I'd say you need to take a closer look at what your real concerns are here......and then act accordingly. (LOL!! Can you tell I don't have any kids? I make it all sound so easy......)
I'm curious -- going on 21 physically or emotionally?
Do you have an inkling of what the messages on the computer, or the phone calls are? What I mean is, is she doing this in the open, or is she trying to keep it away from you.
How about inviting him for breakfast when neither is all dolled up?
My husband used to say that the most protective of fathers were the cut-ups when they were teens themselves --- hence the strictness. LOL! (you devils!)
Getting to know the boy is good.It could work both ways. He can get to know you and respect you also, and that respect will probably be directed toward your daughter.

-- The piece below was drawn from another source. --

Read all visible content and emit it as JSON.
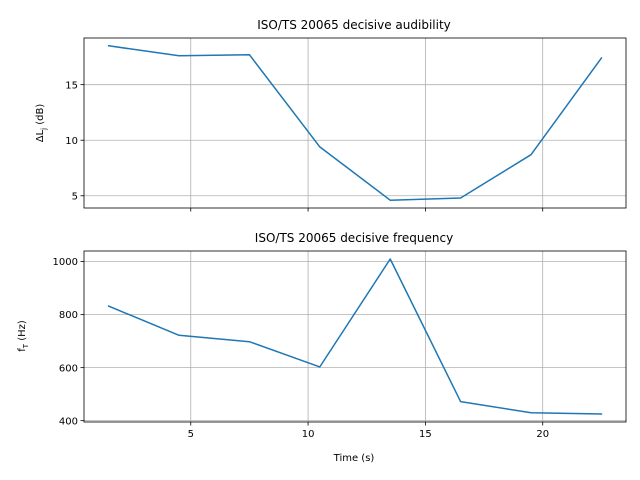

Open dialogues and plenty of communication. I had one daughter,and 3 sons, who were all teenagers at the same time, (they were all a year apart) and we were constantly talking in the kitchen, when I was cooking, etc. I didn't instigate it, they just came and talked. I understand that the pressures are different now, but back then there were still the drugs and free love stuff, and the skirts up to you know where.
We weren't afraid to say 'no', and the kids knew it. We are all good friends to this day.
After all this, all the aunties and unclies out here will want to know how this all comes out!!
They know the plumbing. They don't know how to tell her what she wants/needs to hear (as a group, exceptions for children of used car salesmen, preachers and others of the ilk). This was all based on the assumption that the girl was'nt a slag or dumb as dirt. Girls with low self esteem are doomed. If you screwed up when she was six now is when you start to pay.